In a mountainous location, the boiling point of pure water is found to be 95°C. How many grams of sodium chloride must be added to 9 kg of water to bring the boiling point back to 99°C? Assume that i = 2.
So what will my answer be in grams?
delta T =i*Kb*molality
Solve for molality. i = 2 for NaCl.
molality = moles/kg solvent.
Solve for moles.
moles = grams/molar mass.
Solve for grams.
To solve this problem, we need to use the equation for calculating the boiling point elevation:
ΔTb = i * K * m
Where:
ΔTb represents the change in boiling point
i is the van't Hoff factor (assuming it is 2 in this case for sodium chloride)
K is the molal boiling point elevation constant (which is a characteristic of the solvent, water in this case)
m is the molality of the solute (sodium chloride)
Given:
Initial boiling point (Tb1) = 95°C
Final boiling point (Tb2) = 99°C
Mass of water (mWater) = 9 kg
i = 2 (for sodium chloride)
First, we need to find the molal boiling point elevation constant (K) for water. The molal boiling point elevation constant for water is approximately 0.51°C·kg/mol.

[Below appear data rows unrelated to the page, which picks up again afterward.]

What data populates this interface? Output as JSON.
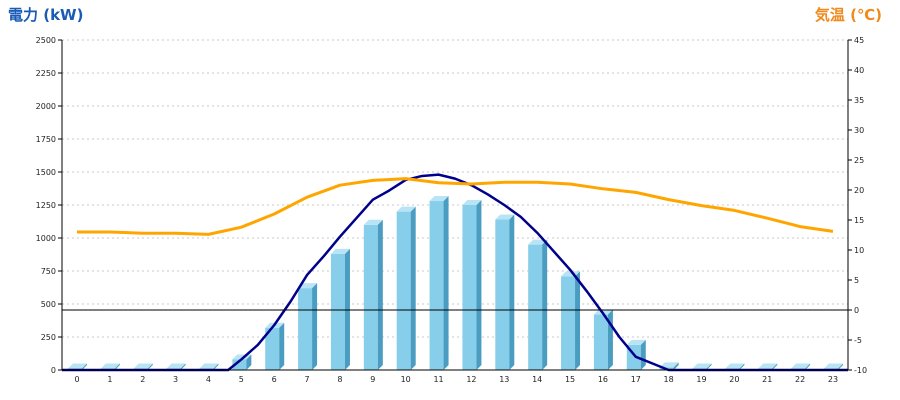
{
  "chart_data": {
    "type": "bar",
    "left_axis_title": "電力 (kW)",
    "right_axis_title": "気温 (℃)",
    "categories": [
      "0",
      "1",
      "2",
      "3",
      "4",
      "5",
      "6",
      "7",
      "8",
      "9",
      "10",
      "11",
      "12",
      "13",
      "14",
      "15",
      "16",
      "17",
      "18",
      "19",
      "20",
      "21",
      "22",
      "23"
    ],
    "left_ticks": [
      "0",
      "250",
      "500",
      "750",
      "1000",
      "1250",
      "1500",
      "1750",
      "2000",
      "2250",
      "2500"
    ],
    "right_ticks": [
      "-10",
      "-5",
      "0",
      "5",
      "10",
      "15",
      "20",
      "25",
      "30",
      "35",
      "40",
      "45"
    ],
    "ylim_left": [
      0,
      2500
    ],
    "ylim_right": [
      -10,
      45
    ],
    "grid": true,
    "series": [
      {
        "type": "bar",
        "axis": "left",
        "values": [
          0,
          0,
          0,
          0,
          0,
          80,
          320,
          620,
          880,
          1100,
          1200,
          1280,
          1250,
          1140,
          950,
          710,
          420,
          190,
          20,
          0,
          0,
          0,
          0,
          0
        ]
      },
      {
        "type": "line",
        "axis": "left",
        "x": [
          4.6,
          5,
          5.5,
          6,
          6.5,
          7,
          7.5,
          8,
          8.5,
          9,
          9.5,
          10,
          10.5,
          11,
          11.5,
          12,
          12.5,
          13,
          13.5,
          14,
          14.5,
          15,
          15.5,
          16,
          16.5,
          17,
          17.5,
          18
        ],
        "values": [
          0,
          80,
          190,
          340,
          520,
          720,
          860,
          1010,
          1150,
          1290,
          1360,
          1440,
          1470,
          1480,
          1450,
          1400,
          1330,
          1250,
          1160,
          1040,
          900,
          760,
          600,
          430,
          250,
          100,
          50,
          0
        ]
      },
      {
        "type": "line",
        "axis": "right",
        "values": [
          13.0,
          13.0,
          12.8,
          12.8,
          12.6,
          13.8,
          16.0,
          18.8,
          20.8,
          21.6,
          21.9,
          21.2,
          21.0,
          21.3,
          21.3,
          21.0,
          20.2,
          19.6,
          18.4,
          17.4,
          16.6,
          15.3,
          13.9,
          13.1
        ]
      }
    ],
    "colors": {
      "bar": "#87ceeb",
      "bar_side": "#4a9cc0",
      "bar_top": "#b8e4f6",
      "power_line": "#00008b",
      "temp_line": "#ffa500",
      "left_title": "#1a5bb5",
      "right_title": "#f08a1c"
    }
  }
}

Next, we need to calculate the change in boiling point (ΔTb) using the following formula:
ΔTb = Tb2 - Tb1
ΔTb = 99°C - 95°C = 4°C
Now, we can calculate the molality of the sodium chloride (m) using the following formula:
m = (ΔTb) / (i * K)
m = 4°C / (2 * 0.51°C·kg/mol) ≈ 3.92 mol/kg
Finally, to determine the mass of sodium chloride required, we can use the equation:
mass of sodium chloride = m * mWater
mass of sodium chloride = 3.92 mol/kg * 9 kg
mass of sodium chloride ≈ 35.28 kg
So, the answer will be approximately 35.28 kg of sodium chloride.